Re: Survey of OpenRefine reconciliation services

Hi Antonin! Some feedback on the paper:

- services can and should score even on the absence of fields, based on the
importance and popularity of entities. Eg a Paris or Rembrandt should
return the respective famous entities, not one of the hundred other
possible matches; inactive companies should (and are) downgraded, etc
- if a dataset has multiple labels per entity (e.g VIAF has over 100 for
Cranach), it should take label nature into account
- VIAF has life years (and if I'm not mistaken gender) , which are
important to use.
- It even has Occupation and Nationality, which however are part of the
label and not normalized. (Our service extracts them to separate fields)
- that H2020 project is not related to ERC

On Thu, Jun 20, 2019, 18:14 Antonin Delpeuch <antonin@delpeuch.eu> wrote:

> Hi all,
>
> I have just made public a short survey of the existing reconciliation
> services and how their implementations relate to the techniques used in
> record linkage (the corresponding academic field):
>
> https://arxiv.org/abs/1906.08092
>
> This is the outcome of a project done with OpenCorporates to plan
> improvements to their own reconciliation service.

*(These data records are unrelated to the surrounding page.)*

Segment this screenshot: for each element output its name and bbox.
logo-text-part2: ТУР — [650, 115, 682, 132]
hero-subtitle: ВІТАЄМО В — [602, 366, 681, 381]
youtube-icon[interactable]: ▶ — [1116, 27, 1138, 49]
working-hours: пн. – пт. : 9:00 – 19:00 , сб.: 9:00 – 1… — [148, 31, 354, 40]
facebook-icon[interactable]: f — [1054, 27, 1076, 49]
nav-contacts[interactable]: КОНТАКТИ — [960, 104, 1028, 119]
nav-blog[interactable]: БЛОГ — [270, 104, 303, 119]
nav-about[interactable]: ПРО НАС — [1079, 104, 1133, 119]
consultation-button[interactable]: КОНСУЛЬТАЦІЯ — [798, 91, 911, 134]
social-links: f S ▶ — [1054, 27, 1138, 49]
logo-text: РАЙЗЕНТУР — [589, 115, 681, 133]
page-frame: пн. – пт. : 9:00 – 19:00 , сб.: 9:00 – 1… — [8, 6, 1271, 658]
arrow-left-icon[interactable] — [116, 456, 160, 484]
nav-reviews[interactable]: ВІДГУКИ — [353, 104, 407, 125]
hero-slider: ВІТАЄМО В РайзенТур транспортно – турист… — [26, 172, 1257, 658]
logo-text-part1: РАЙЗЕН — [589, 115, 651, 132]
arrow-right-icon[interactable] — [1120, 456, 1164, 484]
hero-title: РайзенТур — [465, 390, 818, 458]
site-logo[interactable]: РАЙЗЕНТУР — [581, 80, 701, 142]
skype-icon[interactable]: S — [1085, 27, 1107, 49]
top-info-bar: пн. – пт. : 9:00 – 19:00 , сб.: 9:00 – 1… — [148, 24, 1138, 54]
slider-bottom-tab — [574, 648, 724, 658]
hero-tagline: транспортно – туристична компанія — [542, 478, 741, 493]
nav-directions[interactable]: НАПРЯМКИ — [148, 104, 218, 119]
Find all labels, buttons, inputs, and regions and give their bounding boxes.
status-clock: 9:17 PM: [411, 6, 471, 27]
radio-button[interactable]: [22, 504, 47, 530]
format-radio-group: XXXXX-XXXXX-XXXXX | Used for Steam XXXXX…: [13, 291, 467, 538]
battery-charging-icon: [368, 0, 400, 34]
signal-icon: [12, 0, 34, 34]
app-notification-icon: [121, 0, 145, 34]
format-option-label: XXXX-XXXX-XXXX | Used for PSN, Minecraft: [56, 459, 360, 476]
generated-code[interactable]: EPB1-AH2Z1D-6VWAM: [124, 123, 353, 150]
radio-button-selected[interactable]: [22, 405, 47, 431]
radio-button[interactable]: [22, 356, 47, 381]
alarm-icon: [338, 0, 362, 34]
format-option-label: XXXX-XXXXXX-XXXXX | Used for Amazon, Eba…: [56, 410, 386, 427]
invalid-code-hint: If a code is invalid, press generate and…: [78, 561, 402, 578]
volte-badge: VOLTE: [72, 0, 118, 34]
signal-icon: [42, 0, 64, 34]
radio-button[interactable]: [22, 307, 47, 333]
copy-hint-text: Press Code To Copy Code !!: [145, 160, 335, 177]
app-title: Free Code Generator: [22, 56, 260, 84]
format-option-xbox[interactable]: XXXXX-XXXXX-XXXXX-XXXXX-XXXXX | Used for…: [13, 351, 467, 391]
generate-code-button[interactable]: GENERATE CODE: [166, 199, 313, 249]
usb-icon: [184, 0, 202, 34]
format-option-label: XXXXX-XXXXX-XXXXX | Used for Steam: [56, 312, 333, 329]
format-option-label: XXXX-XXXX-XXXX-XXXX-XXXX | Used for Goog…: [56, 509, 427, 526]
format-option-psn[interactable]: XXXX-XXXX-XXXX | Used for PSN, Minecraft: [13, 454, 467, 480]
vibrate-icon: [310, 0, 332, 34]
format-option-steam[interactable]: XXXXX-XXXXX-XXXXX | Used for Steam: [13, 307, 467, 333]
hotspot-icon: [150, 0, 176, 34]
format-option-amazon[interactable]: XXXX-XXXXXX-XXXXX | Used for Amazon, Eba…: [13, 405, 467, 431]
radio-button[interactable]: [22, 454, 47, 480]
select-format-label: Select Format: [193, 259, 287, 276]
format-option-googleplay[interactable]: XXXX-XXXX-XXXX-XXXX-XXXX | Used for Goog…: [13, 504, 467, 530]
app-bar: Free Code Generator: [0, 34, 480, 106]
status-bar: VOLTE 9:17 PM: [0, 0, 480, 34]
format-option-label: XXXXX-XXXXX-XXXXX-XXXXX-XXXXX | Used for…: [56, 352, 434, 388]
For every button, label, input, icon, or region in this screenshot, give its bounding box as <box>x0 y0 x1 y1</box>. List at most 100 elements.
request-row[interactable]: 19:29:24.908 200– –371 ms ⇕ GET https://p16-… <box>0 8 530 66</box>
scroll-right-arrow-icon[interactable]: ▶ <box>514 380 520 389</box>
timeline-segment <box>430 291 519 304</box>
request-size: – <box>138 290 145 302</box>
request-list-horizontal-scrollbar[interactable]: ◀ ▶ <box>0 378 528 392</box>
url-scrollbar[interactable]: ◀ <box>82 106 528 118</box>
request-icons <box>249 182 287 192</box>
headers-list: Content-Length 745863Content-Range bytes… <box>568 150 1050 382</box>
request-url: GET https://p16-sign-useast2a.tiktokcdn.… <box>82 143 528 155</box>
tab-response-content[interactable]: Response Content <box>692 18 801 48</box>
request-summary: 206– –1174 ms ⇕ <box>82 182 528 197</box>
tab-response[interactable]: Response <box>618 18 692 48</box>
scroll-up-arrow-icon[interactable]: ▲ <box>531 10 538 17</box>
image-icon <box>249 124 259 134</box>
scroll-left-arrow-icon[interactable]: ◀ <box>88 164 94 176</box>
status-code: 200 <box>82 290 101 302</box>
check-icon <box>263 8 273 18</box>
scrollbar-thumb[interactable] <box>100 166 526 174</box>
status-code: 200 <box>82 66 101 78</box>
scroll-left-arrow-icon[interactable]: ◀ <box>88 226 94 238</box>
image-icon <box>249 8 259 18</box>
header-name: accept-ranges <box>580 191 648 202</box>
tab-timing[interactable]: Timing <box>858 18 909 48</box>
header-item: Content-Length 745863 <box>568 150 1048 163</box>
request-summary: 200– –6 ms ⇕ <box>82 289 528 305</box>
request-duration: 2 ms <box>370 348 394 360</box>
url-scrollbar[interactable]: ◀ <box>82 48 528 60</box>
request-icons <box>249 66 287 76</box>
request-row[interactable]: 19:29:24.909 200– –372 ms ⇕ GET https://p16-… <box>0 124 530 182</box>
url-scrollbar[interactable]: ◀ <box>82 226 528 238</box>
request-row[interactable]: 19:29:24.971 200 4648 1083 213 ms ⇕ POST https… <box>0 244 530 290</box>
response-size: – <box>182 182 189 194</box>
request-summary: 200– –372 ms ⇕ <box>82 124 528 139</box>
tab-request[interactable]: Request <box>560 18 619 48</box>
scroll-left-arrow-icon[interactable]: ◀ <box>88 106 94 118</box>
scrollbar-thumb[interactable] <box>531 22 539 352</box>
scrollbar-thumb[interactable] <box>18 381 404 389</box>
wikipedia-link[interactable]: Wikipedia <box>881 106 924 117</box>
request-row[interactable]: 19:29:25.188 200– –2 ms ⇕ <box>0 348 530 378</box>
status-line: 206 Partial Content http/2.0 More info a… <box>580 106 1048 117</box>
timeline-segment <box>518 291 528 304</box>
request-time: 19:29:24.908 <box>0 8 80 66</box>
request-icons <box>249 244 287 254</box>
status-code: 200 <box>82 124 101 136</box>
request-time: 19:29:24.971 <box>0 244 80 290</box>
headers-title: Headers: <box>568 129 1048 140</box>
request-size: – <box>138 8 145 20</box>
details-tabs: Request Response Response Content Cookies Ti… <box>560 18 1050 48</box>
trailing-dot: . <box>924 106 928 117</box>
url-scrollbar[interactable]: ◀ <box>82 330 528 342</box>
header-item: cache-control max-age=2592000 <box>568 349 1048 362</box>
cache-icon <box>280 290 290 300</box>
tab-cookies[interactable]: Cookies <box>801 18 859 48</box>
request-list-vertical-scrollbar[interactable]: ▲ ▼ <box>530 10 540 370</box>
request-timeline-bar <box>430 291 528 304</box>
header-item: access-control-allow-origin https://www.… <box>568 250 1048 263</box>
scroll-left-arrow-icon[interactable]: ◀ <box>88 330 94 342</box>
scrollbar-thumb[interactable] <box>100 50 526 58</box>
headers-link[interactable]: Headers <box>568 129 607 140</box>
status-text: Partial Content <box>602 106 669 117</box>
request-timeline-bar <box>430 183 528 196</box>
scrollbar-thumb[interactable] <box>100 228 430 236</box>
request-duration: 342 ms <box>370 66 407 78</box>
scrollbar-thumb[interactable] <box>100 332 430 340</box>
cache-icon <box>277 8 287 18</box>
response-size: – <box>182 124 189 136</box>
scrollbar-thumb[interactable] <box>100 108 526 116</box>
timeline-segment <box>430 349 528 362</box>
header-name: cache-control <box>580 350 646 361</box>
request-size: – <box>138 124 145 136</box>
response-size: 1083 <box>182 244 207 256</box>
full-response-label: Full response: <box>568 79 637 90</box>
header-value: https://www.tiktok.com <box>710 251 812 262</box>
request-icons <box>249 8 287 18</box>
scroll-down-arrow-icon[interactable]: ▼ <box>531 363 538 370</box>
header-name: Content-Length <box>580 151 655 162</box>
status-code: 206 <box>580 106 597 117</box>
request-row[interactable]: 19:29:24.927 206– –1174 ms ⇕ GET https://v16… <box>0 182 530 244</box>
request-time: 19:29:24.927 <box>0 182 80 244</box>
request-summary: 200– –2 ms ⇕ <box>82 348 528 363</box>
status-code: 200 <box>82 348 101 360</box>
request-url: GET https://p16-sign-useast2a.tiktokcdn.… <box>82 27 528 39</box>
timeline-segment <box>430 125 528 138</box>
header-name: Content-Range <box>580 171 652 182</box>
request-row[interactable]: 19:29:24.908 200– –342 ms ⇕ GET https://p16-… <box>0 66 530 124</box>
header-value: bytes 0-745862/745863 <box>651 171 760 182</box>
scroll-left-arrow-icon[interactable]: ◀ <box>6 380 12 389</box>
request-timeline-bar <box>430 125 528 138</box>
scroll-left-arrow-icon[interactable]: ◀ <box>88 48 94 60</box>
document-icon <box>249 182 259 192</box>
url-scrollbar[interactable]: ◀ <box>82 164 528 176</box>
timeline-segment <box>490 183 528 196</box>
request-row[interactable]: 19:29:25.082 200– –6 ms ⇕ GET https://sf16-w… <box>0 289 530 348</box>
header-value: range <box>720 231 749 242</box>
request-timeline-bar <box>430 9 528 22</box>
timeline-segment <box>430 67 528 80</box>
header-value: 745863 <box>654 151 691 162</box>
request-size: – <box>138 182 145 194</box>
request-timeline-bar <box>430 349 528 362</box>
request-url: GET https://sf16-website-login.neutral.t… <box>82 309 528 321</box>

The survey is therefore
> focused on the perspective of the service provider, rather than the end
> user, although the goal is of course to make the service more useful to
> data consumers. I hope this can help start the discussions (and give some
> definitions, as Ricardo suggested).
>
> I have outlined a few suggestions, mostly around the issue of scoring,
> which reflect my general feeling about this API: at the moment service
> providers are a bit clueless about how to score reconciliation candidates,
> and as a consequence users cannot really rely on them in general.
>
> It would be great to also study what users actually do with these
> services, to better understand their workflows. I am not sure how to
> approach that, given that OpenRefine workflows are generally not
> published. One possibility would be to analyze the logs of existing
> reconciliation services (such as the one for Wikidata). Let me know if you
> are interested in that sort of project.
>
> Àny feedback is welcome of course!
>
> Cheers,
>
> Antonin
>
>
>

Received on Tuesday, 25 June 2019 13:45:26 UTC